Schon über 2000 Jahre befindet sich das jüdische Volk in der Galut. Viel Leid musste es durchmachen und noch immer hat es der Maschiach nicht erlöst. Und die immerwährende Frage, die sich stellt, ist: Wozu muss das jüdische Volk so viel durchmachen?

Eine Antwort dazu finden wir in unserem Wochenabschnitt. Josef nannte seinen zweiten Sohn Efraim, mit der Begründung: Denn fruchtbar machte mich G-tt im Lande meines Elends1 („Efraim“ und „fruchtbar“ haben im Hebräischen denselben Wortstamm). Gerade durch die Galut „im Lande meines Elends“ erlangte Josef einen irrsinnigen Aufstieg in seinem Leben („fruchtbar“). Und darin liegt der Sinn der Galut: in diesen schweren Zeiten seine innersten Kräfte zu erwecken, zu reifen und aufzusteigen.

Josef an sich stand schon auf einem sehr hohen Niveau, höher als seine Brüder und in gewisser Weise sogar höher als sein Vater. Um jedoch sein Potential richtig auszuschöpfen und noch höher zu steigen, musste er die Galut in Ägypten durchleben.

Unbekannte Größe

Die seelische Überlegenheit Josefs gegenüber seinen Brüdern wird in folgendem Vers angedeutet: Und Josef erkannte seine Brüder, doch sie erkannten ihn nicht.2 Die Lehre der Chassidut bezieht diesen Vers darauf, dass seine Brüder nicht einmal eine Vorstellung von der seelischen Größe Josefs hatten – „sie erkannten ihn (sein seelisches Niveau) nicht“.

Die Brüder Josefs waren ehrliche G-ttesdiener und strebten danach, G-tt anzuhangen.

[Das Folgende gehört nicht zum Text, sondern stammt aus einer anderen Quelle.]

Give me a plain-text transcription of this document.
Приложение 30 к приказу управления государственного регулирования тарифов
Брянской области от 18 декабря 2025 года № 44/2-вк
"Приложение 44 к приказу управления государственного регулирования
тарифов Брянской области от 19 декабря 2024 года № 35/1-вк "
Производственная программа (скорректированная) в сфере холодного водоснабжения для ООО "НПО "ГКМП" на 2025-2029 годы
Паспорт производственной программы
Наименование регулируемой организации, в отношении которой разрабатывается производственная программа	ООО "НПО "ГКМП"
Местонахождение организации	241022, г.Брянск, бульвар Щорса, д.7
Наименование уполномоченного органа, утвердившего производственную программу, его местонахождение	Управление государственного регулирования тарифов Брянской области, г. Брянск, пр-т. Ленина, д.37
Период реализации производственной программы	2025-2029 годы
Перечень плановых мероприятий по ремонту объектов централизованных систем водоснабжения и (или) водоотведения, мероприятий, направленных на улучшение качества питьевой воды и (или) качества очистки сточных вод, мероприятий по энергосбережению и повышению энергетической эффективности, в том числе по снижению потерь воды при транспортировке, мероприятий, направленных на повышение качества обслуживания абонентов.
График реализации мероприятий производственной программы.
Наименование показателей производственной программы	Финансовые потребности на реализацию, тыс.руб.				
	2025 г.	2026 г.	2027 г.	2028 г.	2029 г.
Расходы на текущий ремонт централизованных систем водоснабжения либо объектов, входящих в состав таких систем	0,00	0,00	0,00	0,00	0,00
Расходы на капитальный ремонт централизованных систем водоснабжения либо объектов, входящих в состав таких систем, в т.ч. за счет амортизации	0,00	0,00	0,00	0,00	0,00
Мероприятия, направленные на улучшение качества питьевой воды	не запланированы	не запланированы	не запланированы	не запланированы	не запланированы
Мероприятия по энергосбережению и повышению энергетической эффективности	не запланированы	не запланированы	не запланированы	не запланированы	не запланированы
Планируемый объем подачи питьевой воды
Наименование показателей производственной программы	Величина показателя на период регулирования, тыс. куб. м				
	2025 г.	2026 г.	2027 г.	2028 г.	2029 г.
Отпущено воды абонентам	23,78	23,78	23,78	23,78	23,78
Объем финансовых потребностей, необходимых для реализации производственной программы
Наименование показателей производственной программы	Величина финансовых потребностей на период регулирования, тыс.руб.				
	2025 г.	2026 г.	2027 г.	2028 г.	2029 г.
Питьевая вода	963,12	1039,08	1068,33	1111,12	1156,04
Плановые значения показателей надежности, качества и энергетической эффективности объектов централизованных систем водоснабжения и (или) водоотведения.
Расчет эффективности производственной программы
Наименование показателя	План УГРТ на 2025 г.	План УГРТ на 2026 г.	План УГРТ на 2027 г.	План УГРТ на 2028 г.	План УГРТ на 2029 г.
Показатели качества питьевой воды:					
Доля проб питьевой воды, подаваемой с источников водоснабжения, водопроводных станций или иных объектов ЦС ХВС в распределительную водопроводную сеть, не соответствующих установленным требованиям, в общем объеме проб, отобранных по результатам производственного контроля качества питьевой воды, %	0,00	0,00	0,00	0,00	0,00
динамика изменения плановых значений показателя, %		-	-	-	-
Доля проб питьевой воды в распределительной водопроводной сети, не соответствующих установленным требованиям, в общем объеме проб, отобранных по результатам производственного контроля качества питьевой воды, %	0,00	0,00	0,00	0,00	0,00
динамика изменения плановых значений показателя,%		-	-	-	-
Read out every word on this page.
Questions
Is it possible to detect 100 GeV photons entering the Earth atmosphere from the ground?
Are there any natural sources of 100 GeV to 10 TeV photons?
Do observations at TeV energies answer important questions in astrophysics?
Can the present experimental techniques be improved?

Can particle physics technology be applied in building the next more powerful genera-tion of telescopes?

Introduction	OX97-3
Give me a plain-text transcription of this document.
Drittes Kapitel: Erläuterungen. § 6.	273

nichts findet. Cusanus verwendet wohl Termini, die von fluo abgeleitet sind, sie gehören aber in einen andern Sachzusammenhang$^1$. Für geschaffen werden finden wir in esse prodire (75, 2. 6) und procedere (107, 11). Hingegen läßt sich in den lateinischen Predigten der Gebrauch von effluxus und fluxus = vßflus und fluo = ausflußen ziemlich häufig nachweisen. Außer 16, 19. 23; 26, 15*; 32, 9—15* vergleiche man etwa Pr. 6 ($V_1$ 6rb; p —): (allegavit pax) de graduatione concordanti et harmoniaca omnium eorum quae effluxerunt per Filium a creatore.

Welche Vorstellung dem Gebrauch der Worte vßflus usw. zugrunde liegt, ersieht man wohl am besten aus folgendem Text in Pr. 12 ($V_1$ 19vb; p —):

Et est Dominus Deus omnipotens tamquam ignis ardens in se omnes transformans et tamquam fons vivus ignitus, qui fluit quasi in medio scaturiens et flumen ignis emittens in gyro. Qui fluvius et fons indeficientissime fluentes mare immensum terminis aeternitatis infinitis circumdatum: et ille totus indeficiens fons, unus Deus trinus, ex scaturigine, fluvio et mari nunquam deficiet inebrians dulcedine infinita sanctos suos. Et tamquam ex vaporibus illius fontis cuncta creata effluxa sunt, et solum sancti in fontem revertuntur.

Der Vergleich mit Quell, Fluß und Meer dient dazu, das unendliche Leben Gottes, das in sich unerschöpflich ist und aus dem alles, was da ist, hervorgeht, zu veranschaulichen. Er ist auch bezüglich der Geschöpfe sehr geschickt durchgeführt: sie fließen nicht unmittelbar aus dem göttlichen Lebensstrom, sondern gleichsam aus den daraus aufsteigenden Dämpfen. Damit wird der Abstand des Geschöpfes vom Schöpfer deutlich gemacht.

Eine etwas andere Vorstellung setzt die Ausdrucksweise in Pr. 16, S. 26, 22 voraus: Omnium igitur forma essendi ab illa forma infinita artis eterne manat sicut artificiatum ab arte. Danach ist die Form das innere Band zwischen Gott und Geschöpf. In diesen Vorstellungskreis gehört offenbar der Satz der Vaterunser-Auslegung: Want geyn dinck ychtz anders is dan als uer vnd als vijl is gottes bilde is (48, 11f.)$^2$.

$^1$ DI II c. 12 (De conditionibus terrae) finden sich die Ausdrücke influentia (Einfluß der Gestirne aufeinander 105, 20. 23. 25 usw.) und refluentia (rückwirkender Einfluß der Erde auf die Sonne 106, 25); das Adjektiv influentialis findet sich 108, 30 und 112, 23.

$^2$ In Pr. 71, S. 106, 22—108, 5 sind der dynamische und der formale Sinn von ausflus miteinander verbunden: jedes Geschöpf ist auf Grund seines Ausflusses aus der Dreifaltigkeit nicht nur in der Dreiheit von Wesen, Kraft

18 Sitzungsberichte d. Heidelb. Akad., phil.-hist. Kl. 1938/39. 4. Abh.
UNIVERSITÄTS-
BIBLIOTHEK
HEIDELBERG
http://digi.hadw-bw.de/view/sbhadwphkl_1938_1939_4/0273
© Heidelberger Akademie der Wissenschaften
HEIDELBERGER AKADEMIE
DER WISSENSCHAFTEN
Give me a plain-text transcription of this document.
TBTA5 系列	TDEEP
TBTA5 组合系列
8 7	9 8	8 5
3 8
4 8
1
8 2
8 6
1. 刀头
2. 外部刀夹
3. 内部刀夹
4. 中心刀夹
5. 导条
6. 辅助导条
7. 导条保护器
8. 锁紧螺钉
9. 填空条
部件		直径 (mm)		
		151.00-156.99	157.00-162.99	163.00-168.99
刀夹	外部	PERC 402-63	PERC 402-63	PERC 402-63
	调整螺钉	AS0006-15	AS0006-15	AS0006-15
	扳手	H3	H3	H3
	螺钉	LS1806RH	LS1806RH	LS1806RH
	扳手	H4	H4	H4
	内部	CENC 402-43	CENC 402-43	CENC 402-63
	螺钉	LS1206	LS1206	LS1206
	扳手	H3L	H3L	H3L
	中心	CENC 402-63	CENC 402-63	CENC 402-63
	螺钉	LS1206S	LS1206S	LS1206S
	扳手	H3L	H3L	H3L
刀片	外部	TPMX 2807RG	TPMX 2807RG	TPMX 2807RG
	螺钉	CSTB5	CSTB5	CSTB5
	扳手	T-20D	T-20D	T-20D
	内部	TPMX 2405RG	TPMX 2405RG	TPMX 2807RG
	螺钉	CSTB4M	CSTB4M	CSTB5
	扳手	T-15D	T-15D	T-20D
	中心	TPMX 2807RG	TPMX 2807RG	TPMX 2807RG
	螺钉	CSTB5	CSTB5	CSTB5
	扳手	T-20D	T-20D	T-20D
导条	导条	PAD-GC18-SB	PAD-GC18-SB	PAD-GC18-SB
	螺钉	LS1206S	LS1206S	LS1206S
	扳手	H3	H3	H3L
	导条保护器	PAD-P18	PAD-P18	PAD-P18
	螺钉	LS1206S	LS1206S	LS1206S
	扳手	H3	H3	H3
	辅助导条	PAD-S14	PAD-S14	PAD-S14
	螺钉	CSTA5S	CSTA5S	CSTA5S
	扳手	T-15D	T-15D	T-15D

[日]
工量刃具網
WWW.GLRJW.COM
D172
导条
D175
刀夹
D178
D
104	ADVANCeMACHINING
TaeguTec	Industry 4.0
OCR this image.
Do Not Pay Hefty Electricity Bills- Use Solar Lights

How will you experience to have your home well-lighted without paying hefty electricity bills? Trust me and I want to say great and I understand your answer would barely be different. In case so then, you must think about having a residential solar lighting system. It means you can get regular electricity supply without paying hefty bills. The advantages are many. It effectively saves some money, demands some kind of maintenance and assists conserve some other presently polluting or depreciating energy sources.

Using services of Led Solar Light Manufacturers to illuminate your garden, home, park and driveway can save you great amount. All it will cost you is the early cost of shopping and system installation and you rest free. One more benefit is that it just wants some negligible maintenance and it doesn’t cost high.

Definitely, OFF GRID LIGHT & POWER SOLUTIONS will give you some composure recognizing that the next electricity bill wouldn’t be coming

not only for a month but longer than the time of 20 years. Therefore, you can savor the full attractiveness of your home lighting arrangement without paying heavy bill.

Ihnen war bewusst, dass sie dafür der Weltlichkeit entsagen mussten. Deshalb entschieden sie sich, Schafshirten zu sein; weit weg auf den Weiden konnten sie seelische Ruhe finden. Josef hingegen steckte Hals über Kopf im Zentrum der Weltlichkeit. Doch obwohl er über ganz Ägypten regierte, verwirrte dies nicht seine Sinne und er blieb G-tt treu. Diese Fähigkeit, extrem weltlich und dennoch streng religiös zu sein, kannten die Brüder Josefs nicht. Deshalb „erkannten sie ihn nicht“.

Gänzliches Vertrauen

Josefs Stufe war sogar höher, als die seines Vaters Jakow. Unsere Meister sagen3, dass Josef dafür bestraft wurde, weil er auf die Hilfe eines Menschen hoffte (dem Mundschenk), als er ihn darum bat, dem Pharao von ihm zu erzählen. Seine Strafe war, dass der Mundschenk Josef nicht gedachte und ihn vergaß.4 Denn für einen Zadik (tadellosen G-ttesdiener) gilt es als Sünde, auf die Hilfe von Menschen zu hoffen, da er all sein Vertrauen in G-tt zu legen hat.

Doch die Thora erzählt auch über Jakow, dass er die Gunst seines Bruders suchte, als er ihm Geschenke sandte und ihn sogar „mein Herr“ nannte.5 Und nirgends in den Schriften wird dies Jakow als Sünde angerechnet!

Darin liegt der Unterschied zwischen Josef und Jakow: Jakow war in gewisser Weise an die Normen der Welt gebunden und musste deshalb auch auf natürlichem Wege (wie es eben die Normen der Welt verlangen) Lösungen finden. Doch Josefs Stufe war um vieles höher. Er stand gänzlich über den Normen der Welt und sollte deshalb all sein Vertrauen G-tt geben, ohne einen natürlichen Weg (den Mundschenk um Hilfe bitten) versuchen zu müssen.

Das Geheimnis der Galut

Und obwohl Josef auf einer solch hohen Stufe stand, erreichte er seine wahre geistliche Größe gerade in der Galut: Denn fruchtbar machte mich G-tt im Lande meines Elends. Darin eben liegt das Geheimnis der Galut – nur dadurch kann man sein wahres, seelisches Potential ausschöpfen und einen Aufstieg erleben, der sonst nicht möglich wäre!

Josef ebnete den Weg für das gesamte jüdische Volk. Durch seine persönliche Galut kam es zur Sklaverei in Ägypten und nur durch diesen tiefen Abstieg erlangte schließlich das jüdische Volk die wunderliche Freiheit und erhielt die Thora. So handelt es sich auch mit der Galut, in der wir uns bis heute befinden. Nur durch diesen großen Abstieg erhalten wir „den Schwung“ für einen noch höheren Aufstieg; und das ist die vollkommene Erlösung mit all ihren Wundern und g-ttlichen Offenbarungen.